Project Description

Health effects

Health effects

Recent studies demonstrate that plastics have a dramatic effect on human health.

Humans are exposed to a wide variety of toxic chemicals and microplastics; from the clothes we wear to the food we buy, even the air we breathe. Nanoplastics and harmful additives can be found in food packaging, household items, and medical equipment. These chemicals can enter our bodies through food, water, air and skin contact.

Many chemical additives that give plastic products desirable performance properties also have negative environmental and human health effects.

For more information on the life cycle of plastics, toxin exposure, and its varying health impacts, see figure 1 below.

Children are at the highest risk of health impacts due to toxin exposure.

In a 2005 study published by The Environmental Working Group, they found 287 chemicals in the cord blood of newborn babies; 187 were known carcinogens, 217 were known neurotoxins, and 218 of which were compounds shown to cause birth defects or abnormal development in animals. This level of toxin exposure causes a huge health risk in early development, and lays the groundwork for chronic illnesses as these children mature into adulthood.

Infants and children are typically the most vulnerable groups of plastic associated chemicals because of their sensitivity while in development, and higher exposure to such chemicals via baby food packaging (Fantoni and Simoneau, 2003), children’s toys (Xie et al., 2015; Turner, 2018) and breast milk (Tanabe and Kunisue, 2007).
“The average US citizen consumes more than 74,000 microplastic particles annually (Cox et al., 2019) and an unknown but likely larger number of nanoplastics (Triebskorn et al., 2019). Further research is needed to better understand the health impacts and associated healthcare costs of plastic exposure.”

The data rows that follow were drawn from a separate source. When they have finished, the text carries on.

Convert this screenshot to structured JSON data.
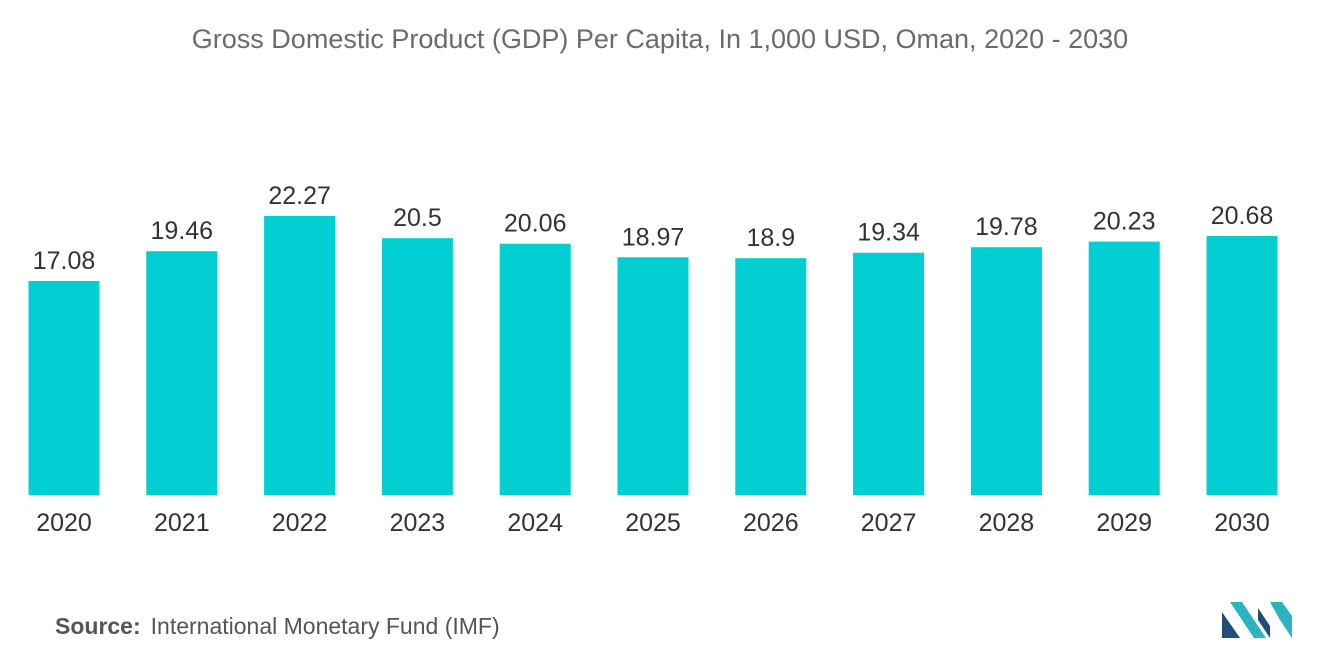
{
  "chart_data": {
    "type": "bar",
    "title": "Gross Domestic Product (GDP) Per Capita, In 1,000 USD, Oman, 2020 - 2030",
    "categories": [
      "2020",
      "2021",
      "2022",
      "2023",
      "2024",
      "2025",
      "2026",
      "2027",
      "2028",
      "2029",
      "2030"
    ],
    "values": [
      17.08,
      19.46,
      22.27,
      20.5,
      20.06,
      18.97,
      18.9,
      19.34,
      19.78,
      20.23,
      20.68
    ],
    "value_labels": [
      "17.08",
      "19.46",
      "22.27",
      "20.5",
      "20.06",
      "18.97",
      "18.9",
      "19.34",
      "19.78",
      "20.23",
      "20.68"
    ],
    "xlabel": "",
    "ylabel": "",
    "ylim": [
      0,
      22.27
    ],
    "grid": false,
    "bar_color": "#00CED1"
  },
  "source": {
    "label": "Source:",
    "text": "International Monetary Fund (IMF)"
  },
  "logo": {
    "icon": "mordor-intelligence-logo-icon",
    "colors": [
      "#1F4E79",
      "#2BB3C0"
    ]
  }
}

The Centre for International Environmental Law (CIEL)’s recent publication on plastics and health demonstrates that

Inhaling, ingesting and coming into direct contact with plastics through our skin, affects renal, cardiovascular, gastrointestinal, neurological, reproductive, and respiratory systems, sensory organs, liver, and kidneys.

Some impacts of coming into contact with such chemicals include: cancers, diabetes, and developmental toxicity, reproductive toxicity, low birth weight, eye and skin irritation, lowered immune system.

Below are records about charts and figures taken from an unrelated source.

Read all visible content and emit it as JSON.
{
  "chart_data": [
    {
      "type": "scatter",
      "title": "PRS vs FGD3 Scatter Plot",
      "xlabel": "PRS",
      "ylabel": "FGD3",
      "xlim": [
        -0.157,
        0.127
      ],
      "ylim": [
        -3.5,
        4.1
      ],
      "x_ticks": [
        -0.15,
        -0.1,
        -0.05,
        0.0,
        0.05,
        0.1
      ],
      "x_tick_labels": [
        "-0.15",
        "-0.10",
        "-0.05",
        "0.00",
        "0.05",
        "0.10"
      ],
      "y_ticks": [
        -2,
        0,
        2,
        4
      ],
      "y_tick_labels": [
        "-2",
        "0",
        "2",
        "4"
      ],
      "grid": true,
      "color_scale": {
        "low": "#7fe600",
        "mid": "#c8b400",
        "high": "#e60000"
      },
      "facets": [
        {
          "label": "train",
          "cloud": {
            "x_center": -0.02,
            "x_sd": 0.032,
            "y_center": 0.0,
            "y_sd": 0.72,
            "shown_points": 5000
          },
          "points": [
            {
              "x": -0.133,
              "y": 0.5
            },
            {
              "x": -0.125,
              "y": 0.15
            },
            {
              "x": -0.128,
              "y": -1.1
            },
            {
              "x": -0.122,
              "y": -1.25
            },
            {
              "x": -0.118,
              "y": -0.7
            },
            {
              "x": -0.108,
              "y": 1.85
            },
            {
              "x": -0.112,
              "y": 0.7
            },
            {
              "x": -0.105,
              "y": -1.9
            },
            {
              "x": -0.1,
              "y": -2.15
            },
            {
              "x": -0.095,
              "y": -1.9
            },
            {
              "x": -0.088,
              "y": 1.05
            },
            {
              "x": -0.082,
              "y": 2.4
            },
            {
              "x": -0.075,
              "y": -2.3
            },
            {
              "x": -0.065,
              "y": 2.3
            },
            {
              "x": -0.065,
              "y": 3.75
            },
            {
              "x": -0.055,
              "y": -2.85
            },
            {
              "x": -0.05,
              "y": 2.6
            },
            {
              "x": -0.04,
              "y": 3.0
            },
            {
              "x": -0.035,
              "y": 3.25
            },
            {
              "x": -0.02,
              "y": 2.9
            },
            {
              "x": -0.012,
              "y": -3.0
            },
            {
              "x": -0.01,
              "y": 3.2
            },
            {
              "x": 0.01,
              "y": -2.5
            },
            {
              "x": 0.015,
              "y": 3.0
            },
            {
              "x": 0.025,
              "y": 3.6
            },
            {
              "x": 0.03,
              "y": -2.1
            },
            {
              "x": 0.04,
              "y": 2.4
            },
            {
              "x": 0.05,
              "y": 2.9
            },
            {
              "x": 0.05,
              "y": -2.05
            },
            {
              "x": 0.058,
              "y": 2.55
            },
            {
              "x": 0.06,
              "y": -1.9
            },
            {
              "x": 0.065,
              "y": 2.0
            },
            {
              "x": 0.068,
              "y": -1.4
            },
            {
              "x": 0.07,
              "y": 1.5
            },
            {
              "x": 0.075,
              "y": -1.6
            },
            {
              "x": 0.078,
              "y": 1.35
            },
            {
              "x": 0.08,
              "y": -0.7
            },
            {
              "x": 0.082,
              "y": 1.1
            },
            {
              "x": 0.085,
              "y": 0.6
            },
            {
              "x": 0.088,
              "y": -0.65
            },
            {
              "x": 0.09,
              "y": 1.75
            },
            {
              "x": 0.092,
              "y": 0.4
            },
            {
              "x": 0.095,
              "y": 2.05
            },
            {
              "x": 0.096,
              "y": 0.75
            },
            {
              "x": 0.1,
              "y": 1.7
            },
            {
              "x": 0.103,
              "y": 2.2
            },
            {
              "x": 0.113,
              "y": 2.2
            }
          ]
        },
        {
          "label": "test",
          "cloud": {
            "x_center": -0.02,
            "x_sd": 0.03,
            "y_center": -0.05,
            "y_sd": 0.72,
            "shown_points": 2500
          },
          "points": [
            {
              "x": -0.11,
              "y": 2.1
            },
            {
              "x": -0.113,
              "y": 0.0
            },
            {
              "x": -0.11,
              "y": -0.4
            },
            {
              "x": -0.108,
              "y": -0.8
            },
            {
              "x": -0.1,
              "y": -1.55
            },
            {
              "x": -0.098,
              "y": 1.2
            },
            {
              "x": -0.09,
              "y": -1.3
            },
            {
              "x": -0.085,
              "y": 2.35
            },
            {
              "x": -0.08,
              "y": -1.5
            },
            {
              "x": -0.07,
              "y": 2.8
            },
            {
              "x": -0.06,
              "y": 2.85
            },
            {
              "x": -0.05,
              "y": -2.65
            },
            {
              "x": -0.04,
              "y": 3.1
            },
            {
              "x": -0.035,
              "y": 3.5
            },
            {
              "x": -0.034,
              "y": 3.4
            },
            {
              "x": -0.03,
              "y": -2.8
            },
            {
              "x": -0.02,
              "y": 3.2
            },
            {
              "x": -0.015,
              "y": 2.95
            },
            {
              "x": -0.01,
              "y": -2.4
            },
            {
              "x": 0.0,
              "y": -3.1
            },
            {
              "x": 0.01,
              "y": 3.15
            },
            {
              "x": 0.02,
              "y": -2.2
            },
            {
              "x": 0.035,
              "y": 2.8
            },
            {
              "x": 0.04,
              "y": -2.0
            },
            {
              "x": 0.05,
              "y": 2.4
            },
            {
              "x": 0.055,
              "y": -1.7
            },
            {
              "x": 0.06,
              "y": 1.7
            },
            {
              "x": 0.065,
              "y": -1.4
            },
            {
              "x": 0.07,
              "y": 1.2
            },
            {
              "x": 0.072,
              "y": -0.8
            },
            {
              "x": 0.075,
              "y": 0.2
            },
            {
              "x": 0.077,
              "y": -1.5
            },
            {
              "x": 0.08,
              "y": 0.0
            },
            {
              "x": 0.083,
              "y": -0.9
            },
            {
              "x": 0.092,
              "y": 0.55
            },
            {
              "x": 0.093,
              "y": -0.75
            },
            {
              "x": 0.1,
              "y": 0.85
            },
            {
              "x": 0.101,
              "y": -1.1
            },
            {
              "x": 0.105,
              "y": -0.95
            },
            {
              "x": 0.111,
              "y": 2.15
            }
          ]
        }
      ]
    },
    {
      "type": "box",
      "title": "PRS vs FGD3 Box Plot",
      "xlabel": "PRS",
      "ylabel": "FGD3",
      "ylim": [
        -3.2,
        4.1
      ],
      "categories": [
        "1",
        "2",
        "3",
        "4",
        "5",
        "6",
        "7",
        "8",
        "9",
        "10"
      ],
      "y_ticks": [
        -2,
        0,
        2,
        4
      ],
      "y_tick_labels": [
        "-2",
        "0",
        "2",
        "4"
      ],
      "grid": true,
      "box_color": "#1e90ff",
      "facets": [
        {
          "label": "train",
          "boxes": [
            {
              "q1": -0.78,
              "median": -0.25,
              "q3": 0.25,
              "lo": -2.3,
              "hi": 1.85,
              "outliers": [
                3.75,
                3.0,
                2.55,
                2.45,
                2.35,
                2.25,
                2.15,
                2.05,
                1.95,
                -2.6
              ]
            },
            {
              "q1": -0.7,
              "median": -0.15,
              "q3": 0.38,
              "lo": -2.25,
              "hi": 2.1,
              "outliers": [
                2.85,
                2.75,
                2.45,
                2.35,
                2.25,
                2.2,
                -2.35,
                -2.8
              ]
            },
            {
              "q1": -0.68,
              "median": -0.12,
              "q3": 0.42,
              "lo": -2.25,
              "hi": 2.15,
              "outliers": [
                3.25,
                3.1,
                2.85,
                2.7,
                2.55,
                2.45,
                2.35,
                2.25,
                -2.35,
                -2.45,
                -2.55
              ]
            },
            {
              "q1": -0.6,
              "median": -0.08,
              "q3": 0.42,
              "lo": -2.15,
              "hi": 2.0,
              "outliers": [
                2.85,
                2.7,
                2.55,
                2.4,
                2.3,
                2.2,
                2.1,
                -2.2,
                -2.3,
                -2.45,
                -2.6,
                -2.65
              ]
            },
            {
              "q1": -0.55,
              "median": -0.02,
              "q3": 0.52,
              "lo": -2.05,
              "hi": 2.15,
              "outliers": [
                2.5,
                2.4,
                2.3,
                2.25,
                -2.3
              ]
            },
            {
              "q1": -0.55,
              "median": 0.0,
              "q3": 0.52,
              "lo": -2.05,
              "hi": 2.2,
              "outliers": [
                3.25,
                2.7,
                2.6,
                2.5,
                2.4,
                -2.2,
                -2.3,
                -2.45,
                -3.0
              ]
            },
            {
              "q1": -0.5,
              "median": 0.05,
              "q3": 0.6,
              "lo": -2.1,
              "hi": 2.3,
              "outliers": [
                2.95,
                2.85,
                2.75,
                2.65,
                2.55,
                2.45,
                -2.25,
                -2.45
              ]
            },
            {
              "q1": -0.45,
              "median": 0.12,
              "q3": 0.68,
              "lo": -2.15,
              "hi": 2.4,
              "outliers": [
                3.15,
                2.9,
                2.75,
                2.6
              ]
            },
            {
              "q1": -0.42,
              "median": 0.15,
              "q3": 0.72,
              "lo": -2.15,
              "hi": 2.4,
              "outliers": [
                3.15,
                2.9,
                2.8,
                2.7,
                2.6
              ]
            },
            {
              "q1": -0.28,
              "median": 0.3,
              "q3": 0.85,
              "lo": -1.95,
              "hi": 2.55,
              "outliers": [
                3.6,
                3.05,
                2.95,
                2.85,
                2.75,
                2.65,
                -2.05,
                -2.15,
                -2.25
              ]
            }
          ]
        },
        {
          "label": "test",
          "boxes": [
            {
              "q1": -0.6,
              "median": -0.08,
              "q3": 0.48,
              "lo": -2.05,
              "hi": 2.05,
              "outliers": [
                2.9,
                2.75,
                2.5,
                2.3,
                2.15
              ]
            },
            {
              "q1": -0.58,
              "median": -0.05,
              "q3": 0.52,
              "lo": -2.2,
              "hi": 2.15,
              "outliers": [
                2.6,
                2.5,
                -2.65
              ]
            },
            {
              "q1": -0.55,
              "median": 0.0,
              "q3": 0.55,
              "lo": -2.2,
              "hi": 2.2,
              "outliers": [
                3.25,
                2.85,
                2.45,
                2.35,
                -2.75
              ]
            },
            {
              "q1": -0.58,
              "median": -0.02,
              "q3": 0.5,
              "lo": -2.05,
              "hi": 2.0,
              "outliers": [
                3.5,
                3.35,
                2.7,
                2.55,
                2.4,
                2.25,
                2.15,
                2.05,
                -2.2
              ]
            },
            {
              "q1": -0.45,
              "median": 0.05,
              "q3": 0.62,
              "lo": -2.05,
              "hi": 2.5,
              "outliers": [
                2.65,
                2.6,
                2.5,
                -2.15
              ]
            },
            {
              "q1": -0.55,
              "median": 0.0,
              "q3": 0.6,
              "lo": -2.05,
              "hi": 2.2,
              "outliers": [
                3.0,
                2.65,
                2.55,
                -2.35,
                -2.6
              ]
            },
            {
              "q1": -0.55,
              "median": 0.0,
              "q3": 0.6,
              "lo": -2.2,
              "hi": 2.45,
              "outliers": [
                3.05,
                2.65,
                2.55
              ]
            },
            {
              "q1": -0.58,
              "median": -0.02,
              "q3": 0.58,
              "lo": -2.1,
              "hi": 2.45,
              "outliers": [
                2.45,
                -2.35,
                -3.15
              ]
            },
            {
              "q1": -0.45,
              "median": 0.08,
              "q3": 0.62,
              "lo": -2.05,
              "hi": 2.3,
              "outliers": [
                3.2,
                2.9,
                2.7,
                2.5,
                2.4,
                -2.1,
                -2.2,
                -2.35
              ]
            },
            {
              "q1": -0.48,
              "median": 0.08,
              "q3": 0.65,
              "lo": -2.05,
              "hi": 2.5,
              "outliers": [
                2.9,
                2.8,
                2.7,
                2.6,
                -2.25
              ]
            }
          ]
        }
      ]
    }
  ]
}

At each stage of the plastic production lifecycle (extraction, refining and manufacturing, consumer use, and waste management), there are various effects of plastic
components on human health.

Toxin in the Spotlight: PHTHALATES

“Phthalates are a group of chemicals used to soften and increase the flexibility of plastics. They are also heavily used in personal care products, especially those that are scented. You will also find them in air fresheners that use heat to release the aroma. Even if you avoid all of these sources, you will be exposed because phthalates do not bind very tightly to the plastics and therefore are released into the atmosphere quite easily. This means that the main sources of exposure are inhalation, dermal absorption and ingestion.42

Several recent studies have revealed that many of the metabolites of phthalates (DEP, DnBP, BBzP, and DEHP) are found extensively in the general population.43,44 There is evidence that the exposures also have socioeconomic and sociodemographic divides, which place a greater burden on children of the poor.45,46

One of the mechanisms behind phthalate toxicity is its depression of testosterone. Growing evidence shows that phthalate exposure may express its effect on reproductive health, especially in developing males.48,49 It has also been implicated in miscarriages and birth defects.

Arguments against phthalate’s toxicity include its relatively short half-life, which is less than twenty-four hours.50 This assertion does not hold true, as we are constantly exposed to the chemical; thus, its effects are persistent, with a percentage of the population having unacceptably high levels of phthalates.51

The question is how to avoid exposure. To begin with, it is important to make sure that the personal care products you use do not contain them. A resource to find out which toxins are in your products is available through the non-profit Environmental Working Group at The site offers a database called “Skin Deep” which rates various products, lists their toxins, and suggests safer alternatives. Another quick tip to detect phthalates is whether the product emits an aroma; if it does, it likely contains this toxin.

A few years ago, I received a call from a physician at a midwestern university who was concerned that she was finding more and more males between the ages of eighteen and twenty-five with testosterone levels you would normally find in fifty- to sixty-year-olds. When we began testing we found that almost all of the young men with high phthalates had low testosterone. To me this was not a surprising finding given the popularity of body sprays.

The third major source I would caution you on is soft plastics like those used in water bottles. Phthalates are very heat sensitive, and if you ever suspect that a bottle has gotten hot, such as being left in your car during the day, discard it. When Whole Foods opened in Reno a number of years ago, they had a display of bottled water outside the store when the temperature was over 90 degrees F. I called the assistant manager and informed him that this was a good way of increasing the toxic load of his customers and that it might be a good idea to change the display.”

Here are a few tips to avoid some of these health risks in your daily life:

Buy food in glass or metal containers; avoid plastic drinking bottles

Check the ingredients on your shampoo bottle!

Avoid heating food in plastic containers, or storing fatty foods in plastic containers or plastic wrap.